Kabar24.com, JAKARTA-- Seekor monyet yang bersin saat musim hujan dan ikan dapat berjalan ditemukan di antara lebih dari 200 spesies baru di Himalaya timur dalam beberapa tahun terakhir, demikian menurut kelompok konservasi WWF.
WWF telah menyurvei satwa liar yang ditemukan para ilmuwan di seluruh Bhutan, timur laut India, Nepal, utara Myanmar dan selatan Tibet, dalam upaya untuk meningkatkan kesadaran akan ancaman dihadapi wilayah sensitif tersebut.
Sebagaimana dilaporkan Japan Times, Rabu (7/10/2015), spesies yang digambarkan WWF dalam temuannya termasuk "ikan kepala ular yang dapat berjalan", bisa bertahan di darat selama empat hari dan meluncur hingga 400 meter di atas tanah basah.
Spesies lainnya dalam itu termasuk ular berbisa dengan hiasan bintik merah-kuning-oranye, ikan 'drakula' air tawar, serta ikan dengan taring dan tiga jenis baru pisang.
Di hutan sekitar wilayah utara Myanmar, para ilmuwan mempelajari bahwa sejak 2010 monyet hitam-putih dengan hidung terbalik acap kali mengeluarkan bersin saat musim hujan.
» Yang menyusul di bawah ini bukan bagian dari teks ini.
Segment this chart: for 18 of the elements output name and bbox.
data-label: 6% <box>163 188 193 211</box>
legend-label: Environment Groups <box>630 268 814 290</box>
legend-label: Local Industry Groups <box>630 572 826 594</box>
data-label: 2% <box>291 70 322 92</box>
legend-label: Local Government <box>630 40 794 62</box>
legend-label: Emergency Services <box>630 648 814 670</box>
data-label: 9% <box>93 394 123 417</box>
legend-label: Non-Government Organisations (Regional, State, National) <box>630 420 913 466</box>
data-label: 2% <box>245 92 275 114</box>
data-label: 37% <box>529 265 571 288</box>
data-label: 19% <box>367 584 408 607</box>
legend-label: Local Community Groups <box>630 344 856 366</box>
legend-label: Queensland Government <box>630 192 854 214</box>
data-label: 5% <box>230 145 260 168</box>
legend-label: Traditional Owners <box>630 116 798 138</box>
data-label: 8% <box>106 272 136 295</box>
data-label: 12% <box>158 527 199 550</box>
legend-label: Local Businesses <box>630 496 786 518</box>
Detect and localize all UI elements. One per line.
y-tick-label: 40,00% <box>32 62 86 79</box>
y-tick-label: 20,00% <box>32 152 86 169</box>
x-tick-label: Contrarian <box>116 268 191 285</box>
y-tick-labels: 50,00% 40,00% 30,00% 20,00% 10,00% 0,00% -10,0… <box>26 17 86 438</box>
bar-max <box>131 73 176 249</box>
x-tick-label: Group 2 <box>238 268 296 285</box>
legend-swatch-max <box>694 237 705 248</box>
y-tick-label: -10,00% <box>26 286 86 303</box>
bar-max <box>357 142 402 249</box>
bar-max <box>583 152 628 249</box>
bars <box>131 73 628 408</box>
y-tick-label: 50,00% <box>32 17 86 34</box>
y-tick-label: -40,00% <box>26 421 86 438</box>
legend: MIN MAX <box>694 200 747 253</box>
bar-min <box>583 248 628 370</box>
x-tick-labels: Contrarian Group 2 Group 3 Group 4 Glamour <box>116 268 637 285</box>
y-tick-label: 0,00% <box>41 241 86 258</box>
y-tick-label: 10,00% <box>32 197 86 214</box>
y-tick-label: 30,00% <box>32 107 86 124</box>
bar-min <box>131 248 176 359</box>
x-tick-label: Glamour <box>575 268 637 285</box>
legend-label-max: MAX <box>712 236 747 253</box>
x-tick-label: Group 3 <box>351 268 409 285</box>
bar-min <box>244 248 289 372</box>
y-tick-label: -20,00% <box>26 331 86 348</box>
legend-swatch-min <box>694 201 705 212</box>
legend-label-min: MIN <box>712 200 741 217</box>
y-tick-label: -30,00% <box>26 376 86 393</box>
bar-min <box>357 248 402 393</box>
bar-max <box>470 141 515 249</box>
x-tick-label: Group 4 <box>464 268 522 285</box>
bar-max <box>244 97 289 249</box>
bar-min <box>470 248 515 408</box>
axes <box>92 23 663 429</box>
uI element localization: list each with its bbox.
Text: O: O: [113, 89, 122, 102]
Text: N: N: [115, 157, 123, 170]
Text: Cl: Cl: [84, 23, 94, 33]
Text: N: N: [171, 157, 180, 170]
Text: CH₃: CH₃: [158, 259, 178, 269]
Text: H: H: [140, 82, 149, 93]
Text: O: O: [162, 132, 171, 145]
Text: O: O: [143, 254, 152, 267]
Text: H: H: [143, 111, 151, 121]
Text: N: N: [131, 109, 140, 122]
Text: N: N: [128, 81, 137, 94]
Pada hari-hari hujan, menurut ilmuwan, monyet-monyet tersebut dikatakan sering duduk dengan kepala yang terselip di antara lutut-lutut mereka untuk menghindari air menyelusup ke hidung peseknya.
Dari 211 spesies baru yang ditemukan antara 2009 hingga 2014, termasuk 133 tumbuhan salah satunya anggrek; 26 jenis ikan; 10 amfibi; 39 invertebrata; satu reptil; satu burung; dan mamalia. Dipankar Ghose, Direktur WWF untuk spesies dan lanskap di India, menggambarkan daerahnya sebagai "rumah harta unik" yang belum sepenuhnya dieksplorasi oleh para ilmuwan.
WWF juga mengatakan wilayah di sekitar Pegunungan Everest, yang kasar dengan hutan luas, sungai dilindungi oleh pegunungan, spesis-spesies telah berevolusi dan bertahan tanpa diketahui selama berabad-abad.
"Beberapa (spesies) begitu unik dan kharismatik sehingga para ilmuwan sering bingung bagaimana untuk mengklasifikasikan mereka," kata laporan itu, yang dirilis minggu ini.
Ancaman
Tapi , WWF memperingatkan serangkaian ancaman ke wilayah itu, termasuk pertumbuhan penduduk, deforestasi, penggembalaan, perburuan, pertambangan, dan pembangunan pembangkit listrik tenaga air. Hanya 25 persen dari habitat asli dilaporkan tetap utuh, dan ratusan spesies dianggap terancam.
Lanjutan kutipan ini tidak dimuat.